Wir müssen einfach dafür sorgen, dass kein Terrorist bei grossen Konferenzen zum Beispiel in Montreux oder Genf etwas Ähnliches anrichten kann wie seinerzeit in New York.
Wie wichtig ist die Kooperation mit der NATO?
Wir dürfen nicht von einer Kooperation mit der NATO sprechen. Wir sind in der „Partnership for Peace“. Wir haben also bilaterale Abkommen. So können wir zum Beispiel luftpolizeiliche Aufgaben grenzüberschreitend lösen. Und Flugzeuge aus Italien, Frankreich oder Deutschland können zu diesem Zweck auch über die Schweizer Grenze fliegen. Aber wir dürfen nicht über fremdem Boden Maschinen abschiessen. Warnschüsse sind jedoch erlaubt.
Aus dieser Zusammenarbeit aber kann man nicht ableiten, dass andere unserer Aufgaben erfüllen könnten. Ich höre das immer wieder.
Luftverteidigung kann man nicht outsourcen?
Das kann man nicht. Die andern haben dafür zu wenig Mittel.
Wie lange dauert es, mit einem Kampfflugzeug von einem Ende der Schweiz zum anderen zu fliegen?
Der „worst case“ ist Nord-Süd, die andere ist Genf - Schaffhausen. Für die Nord-Süd-Überquerung braucht ein Reiseflugzeug bei normaler Geschwindigkeit acht Minuten. Daher müssen wir ständig in der Luft sein, um zeitgerecht zu intervenieren.
Übrigens bekommen wir die Gripen erst 2018. Bis dahin müssen wir uns mit dem behelfen, was wir jetzt haben.
Warum ist im Zusammenhang mit der Diskussion um den Gripen die luftpolizeiliche Aufgabe nicht thematisiert worden?

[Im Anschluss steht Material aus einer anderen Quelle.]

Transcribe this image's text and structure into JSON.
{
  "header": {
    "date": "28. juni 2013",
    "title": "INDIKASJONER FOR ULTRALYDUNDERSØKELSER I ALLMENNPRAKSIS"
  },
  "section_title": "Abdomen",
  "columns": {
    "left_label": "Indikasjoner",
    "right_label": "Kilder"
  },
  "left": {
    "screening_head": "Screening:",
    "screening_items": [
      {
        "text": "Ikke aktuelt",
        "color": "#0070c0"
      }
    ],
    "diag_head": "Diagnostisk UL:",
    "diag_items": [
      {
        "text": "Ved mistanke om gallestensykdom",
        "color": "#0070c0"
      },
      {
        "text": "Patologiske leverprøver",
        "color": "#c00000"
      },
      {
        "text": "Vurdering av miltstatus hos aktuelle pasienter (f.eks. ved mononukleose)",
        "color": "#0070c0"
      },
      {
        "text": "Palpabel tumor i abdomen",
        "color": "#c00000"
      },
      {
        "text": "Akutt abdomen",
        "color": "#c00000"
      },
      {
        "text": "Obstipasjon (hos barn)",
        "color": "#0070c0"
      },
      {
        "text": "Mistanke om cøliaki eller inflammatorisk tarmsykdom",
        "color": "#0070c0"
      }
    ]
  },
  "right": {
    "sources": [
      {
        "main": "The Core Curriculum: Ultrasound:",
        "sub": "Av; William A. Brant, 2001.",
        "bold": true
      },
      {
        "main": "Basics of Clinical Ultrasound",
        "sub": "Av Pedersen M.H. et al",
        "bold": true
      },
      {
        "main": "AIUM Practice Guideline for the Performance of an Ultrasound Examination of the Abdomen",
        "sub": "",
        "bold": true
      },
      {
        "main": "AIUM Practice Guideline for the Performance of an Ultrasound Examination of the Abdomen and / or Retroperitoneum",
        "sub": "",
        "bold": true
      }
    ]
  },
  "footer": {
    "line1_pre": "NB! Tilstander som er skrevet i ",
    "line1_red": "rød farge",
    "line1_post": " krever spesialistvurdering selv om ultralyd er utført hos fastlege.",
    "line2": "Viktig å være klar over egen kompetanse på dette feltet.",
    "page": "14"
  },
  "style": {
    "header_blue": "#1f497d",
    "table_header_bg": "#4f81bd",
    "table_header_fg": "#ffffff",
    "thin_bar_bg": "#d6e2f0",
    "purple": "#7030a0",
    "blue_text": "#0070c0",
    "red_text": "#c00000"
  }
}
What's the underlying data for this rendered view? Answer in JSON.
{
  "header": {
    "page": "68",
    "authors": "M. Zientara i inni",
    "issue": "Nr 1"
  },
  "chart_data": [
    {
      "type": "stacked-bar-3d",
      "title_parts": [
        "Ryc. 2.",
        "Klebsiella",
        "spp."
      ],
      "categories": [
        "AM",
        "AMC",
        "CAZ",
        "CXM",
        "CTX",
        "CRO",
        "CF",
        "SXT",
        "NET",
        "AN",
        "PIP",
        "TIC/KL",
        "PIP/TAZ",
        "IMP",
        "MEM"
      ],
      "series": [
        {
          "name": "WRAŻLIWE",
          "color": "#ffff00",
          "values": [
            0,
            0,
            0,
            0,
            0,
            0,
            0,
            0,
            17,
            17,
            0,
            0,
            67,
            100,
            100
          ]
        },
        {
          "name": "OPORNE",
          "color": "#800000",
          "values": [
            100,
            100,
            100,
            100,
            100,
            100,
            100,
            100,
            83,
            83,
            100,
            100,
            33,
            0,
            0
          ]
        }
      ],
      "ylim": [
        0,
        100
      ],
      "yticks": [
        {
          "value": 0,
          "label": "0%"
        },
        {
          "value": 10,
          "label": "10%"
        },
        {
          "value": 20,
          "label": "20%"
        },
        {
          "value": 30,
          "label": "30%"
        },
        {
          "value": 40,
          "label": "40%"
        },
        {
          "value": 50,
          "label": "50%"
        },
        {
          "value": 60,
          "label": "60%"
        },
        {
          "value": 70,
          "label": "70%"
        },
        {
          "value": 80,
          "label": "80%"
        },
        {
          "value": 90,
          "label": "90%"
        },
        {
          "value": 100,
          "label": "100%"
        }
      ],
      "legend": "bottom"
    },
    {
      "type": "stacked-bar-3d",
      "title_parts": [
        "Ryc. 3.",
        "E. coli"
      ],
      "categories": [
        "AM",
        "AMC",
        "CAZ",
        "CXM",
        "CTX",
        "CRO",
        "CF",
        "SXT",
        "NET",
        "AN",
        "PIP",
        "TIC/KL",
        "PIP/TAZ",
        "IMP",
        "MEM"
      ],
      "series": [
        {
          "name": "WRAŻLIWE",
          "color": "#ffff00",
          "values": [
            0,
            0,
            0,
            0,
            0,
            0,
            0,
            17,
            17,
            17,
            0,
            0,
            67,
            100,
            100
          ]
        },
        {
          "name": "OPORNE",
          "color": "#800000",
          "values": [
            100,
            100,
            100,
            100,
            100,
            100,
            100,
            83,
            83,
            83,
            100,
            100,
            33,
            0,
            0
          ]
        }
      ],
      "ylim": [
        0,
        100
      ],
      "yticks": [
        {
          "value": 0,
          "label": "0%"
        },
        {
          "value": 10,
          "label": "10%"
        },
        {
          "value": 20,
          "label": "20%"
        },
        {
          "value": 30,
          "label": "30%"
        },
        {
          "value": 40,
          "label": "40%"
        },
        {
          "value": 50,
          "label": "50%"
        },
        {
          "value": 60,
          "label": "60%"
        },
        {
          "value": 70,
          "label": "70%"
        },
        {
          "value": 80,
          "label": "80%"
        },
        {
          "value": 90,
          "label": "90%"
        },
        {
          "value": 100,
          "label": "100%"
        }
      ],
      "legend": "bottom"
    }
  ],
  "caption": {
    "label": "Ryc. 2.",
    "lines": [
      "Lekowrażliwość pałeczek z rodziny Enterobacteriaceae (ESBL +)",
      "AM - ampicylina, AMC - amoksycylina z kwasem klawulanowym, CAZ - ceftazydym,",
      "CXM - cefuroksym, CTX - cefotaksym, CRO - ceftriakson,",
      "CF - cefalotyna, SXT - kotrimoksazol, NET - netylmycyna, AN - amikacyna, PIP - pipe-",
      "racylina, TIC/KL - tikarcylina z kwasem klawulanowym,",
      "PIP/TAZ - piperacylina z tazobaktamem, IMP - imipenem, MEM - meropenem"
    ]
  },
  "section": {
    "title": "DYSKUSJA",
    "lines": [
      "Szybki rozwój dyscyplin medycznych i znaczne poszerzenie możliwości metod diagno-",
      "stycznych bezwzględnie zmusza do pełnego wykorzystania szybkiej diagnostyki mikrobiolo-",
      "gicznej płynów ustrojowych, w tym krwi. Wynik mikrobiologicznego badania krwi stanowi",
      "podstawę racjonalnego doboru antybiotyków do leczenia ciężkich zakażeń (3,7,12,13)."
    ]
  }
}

Ich gehe davon aus, dass jetzt vor der Kampagne vom 18. Mai darüber gesprochen wird. Dazu muss man auch noch anmerken, dass die Schweiz das Ereignis 9/11 im Gegensatz zum Rest der Welt nicht so recht wahrgenommen hat, weil sie seinerzeit durch eigene Katastrophen beschäftigt war: Grounding der Swissair, Brand im Gotthard Tunnel und der Anschlag von Zug.